In his comments he complains about the annotations in the posthumous books, evidently having not noticed that volumes like The Silmarillion, The Children of Hurin, and (to an extent) Unfinished Tales were made for exactly his preference of plain readable texts.
And the mistake about "Imram" that you noticed - which he ought not to have made if he'd read the books he lists as closely as he claims, and a general insulting waspishness (the comparison to V.C. Andrews-style posthumous fakery being the worst), all put together make this a post its author should regret.
"If a work leaves you cold, what criteria do you use to determine whether or not it is great?"
--Hi, N.E.
--There are various methods I can use. Sometimes I can tell myself. For example, I used to play the clarinet, yet hate jazz. So when I listen to jazz clarinet I can tell how talented the performer is and how well he's performing, but the results is still something I'd never listen to by choice. Similarly, I can read Milton's PARADISE LOST and recognize the grandness of his verse without actually enjoying any of it.

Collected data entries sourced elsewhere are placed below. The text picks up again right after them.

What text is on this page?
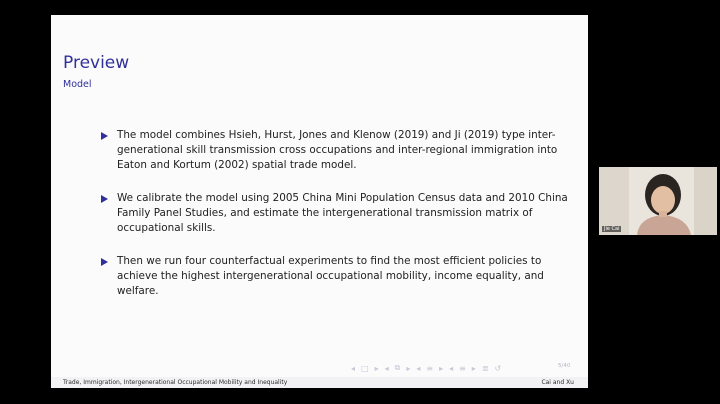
Preview
Model
The model combines Hsieh, Hurst, Jones and Klenow (2019) and Ji (2019) type inter-generational skill transmission cross occupations and inter-regional immigration into Eaton and Kortum (2002) spatial trade model.
We calibrate the model using 2005 China Mini Population Census data and 2010 China Family Panel Studies, and estimate the intergenerational transmission matrix of occupational skills.
Then we run four counterfactual experiments to find the most efficient policies to achieve the highest intergenerational occupational mobility, income equality, and welfare.
◂ □ ▸ ◂ ⧉ ▸ ◂ ≡ ▸ ◂ ≡ ▸ ≣ ↺	5/40
Trade, Immigration, Intergenerational Occupational Mobility and Inequality	Cai and Xu
Jie Cai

Other times, I can work by inference. If I observe other people responding to a work the same way I respond to Tolkien, or Woolf, or Twain, that's circumstantial evidence that deserves to be taken into account. If I see sustained traditions of criticism and explication build up around an author who doesn't seem worthy of it to me, that suggests that I might be wrong. Also, anyone can have a flash in the pan, but if people are still going back to an author or a book decades later in the same way, that staying power is a sign that there's something there.

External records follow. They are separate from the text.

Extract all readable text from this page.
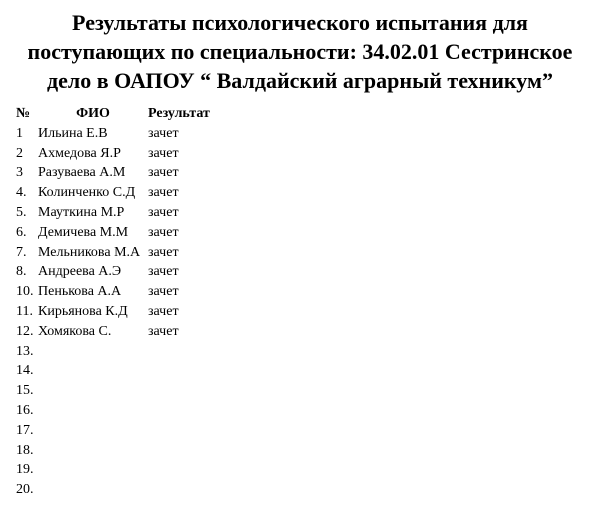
Результаты психологического испытания для
поступающих по специальности: 34.02.01 Сестринское
дело в ОАПОУ “ Валдайский аграрный техникум”
№	ФИО	Результат
1	Ильина Е.В	зачет
2	Ахмедова Я.Р	зачет
3	Разуваева А.М	зачет
4. Колинченко С.Д зачет
5. Мауткина М.Р	зачет
6. Демичева М.М	зачет
7. Мельникова М.А зачет
8. Андреева А.Э	зачет
10. Пенькова А.А	зачет
11. Кирьянова К.Д	зачет
12. Хомякова С.	зачет
13.
14.
15.
16.
17.
18.
19.
20.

So, I think it's quite possible to recognize genius in somebody without enjoying any of his or her works.
--JDR
Hi David
Yes, if anyone tells me my book is on the longish size, all I can say is "it's a fair cop". The IMRAM thing I just put down to absent-mindedness; if Mr. Ross read all the HME volumes as they came out, then it's been a good many years since he read Vol. IX and he may have simply forgotten that IMRAM was included there among THE NOTION CLUB PAPERS. That's be the charitable interpretation, at any rate.

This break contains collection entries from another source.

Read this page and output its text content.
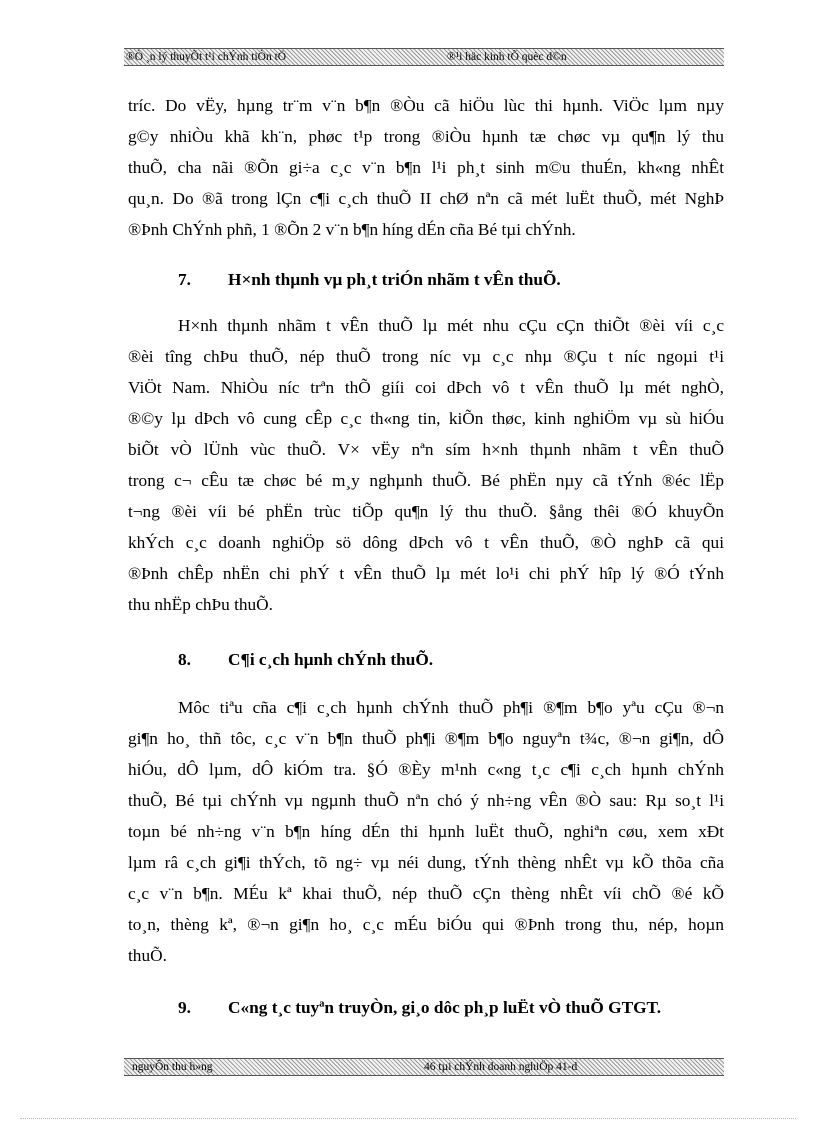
®Ò ¸n lý thuyÕt t¹i chÝnh tiÒn tÖ	®¹i häc kinh tÕ quèc d©n
tríc. Do vËy, hµng tr¨m v¨n b¶n ®Òu cã hiÖu lùc thi hµnh. ViÖc lµm nµy
g©y nhiÒu khã kh¨n, phøc t¹p trong ®iÒu hµnh tæ chøc vµ qu¶n lý thu
thuÕ, cha nãi ®Õn gi÷a c¸c v¨n b¶n l¹i ph¸t sinh m©u thuÉn, kh«ng nhÊt
qu¸n. Do ®ã trong lÇn c¶i c¸ch thuÕ II chØ nªn cã mét luËt thuÕ, mét NghÞ
®Þnh ChÝnh phñ, 1 ®Õn 2 v¨n b¶n híng dÉn cña Bé tµi chÝnh.
7. H×nh thµnh vµ ph¸t triÓn nhãm t vÊn thuÕ.
H×nh thµnh nhãm t vÊn thuÕ lµ mét nhu cÇu cÇn thiÕt ®èi víi c¸c
®èi tîng chÞu thuÕ, nép thuÕ trong níc vµ c¸c nhµ ®Çu t níc ngoµi t¹i
ViÖt Nam. NhiÒu níc trªn thÕ giíi coi dÞch vô t vÊn thuÕ lµ mét nghÒ,
®©y lµ dÞch vô cung cÊp c¸c th«ng tin, kiÕn thøc, kinh nghiÖm vµ sù hiÓu
biÕt vÒ lÜnh vùc thuÕ. V× vËy nªn sím h×nh thµnh nhãm t vÊn thuÕ
trong c¬ cÊu tæ chøc bé m¸y nghµnh thuÕ. Bé phËn nµy cã tÝnh ®éc lËp
t¬ng ®èi víi bé phËn trùc tiÕp qu¶n lý thu thuÕ. §ång thêi ®Ó khuyÕn
khÝch c¸c doanh nghiÖp sö dông dÞch vô t vÊn thuÕ, ®Ò nghÞ cã qui
®Þnh chÊp nhËn chi phÝ t vÊn thuÕ lµ mét lo¹i chi phÝ hîp lý ®Ó tÝnh
thu nhËp chÞu thuÕ.
8. C¶i c¸ch hµnh chÝnh thuÕ.
Môc tiªu cña c¶i c¸ch hµnh chÝnh thuÕ ph¶i ®¶m b¶o yªu cÇu ®¬n
gi¶n ho¸ thñ tôc, c¸c v¨n b¶n thuÕ ph¶i ®¶m b¶o nguyªn t¾c, ®¬n gi¶n, dÔ
hiÓu, dÔ lµm, dÔ kiÓm tra. §Ó ®Èy m¹nh c«ng t¸c c¶i c¸ch hµnh chÝnh
thuÕ, Bé tµi chÝnh vµ ngµnh thuÕ nªn chó ý nh÷ng vÊn ®Ò sau: Rµ so¸t l¹i
toµn bé nh÷ng v¨n b¶n híng dÉn thi hµnh luËt thuÕ, nghiªn cøu, xem xÐt
lµm râ c¸ch gi¶i thÝch, tõ ng÷ vµ néi dung, tÝnh thèng nhÊt vµ kÕ thõa cña
c¸c v¨n b¶n. MÉu kª khai thuÕ, nép thuÕ cÇn thèng nhÊt víi chÕ ®é kÕ
to¸n, thèng kª, ®¬n gi¶n ho¸ c¸c mÉu biÓu qui ®Þnh trong thu, nép, hoµn
thuÕ.
9. C«ng t¸c tuyªn truyÒn, gi¸o dôc ph¸p luËt vÒ thuÕ GTGT.
nguyÔn thu h»ng	46 tµi chÝnh doanh nghiÖp 41-d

I do give Ross credit that, for all his grumblings and his carelessness about detail, he is a well-informed critic in that he's actually bothered to READ the posthumous Tolkien, which most criticize without ever trying to see what it's like for themselves. But in the end his point of view and mine are worlds apart. I do find myself rather curious about his fiction, and may try to track down one of his books and see if there's any influence there from all his Tolkien reading.
--John R.
Thanks for a serious and thoughtful reply to my flip comment. I regret that I shall not be able to respond in kind, except to say that I'm not sure the clarinet and jazz analogy works: could not a musician perform expertly in a genre of no value? A clarinetist can play excellently in a poor composition just as a mason can contribute fine stonework to an ugly building.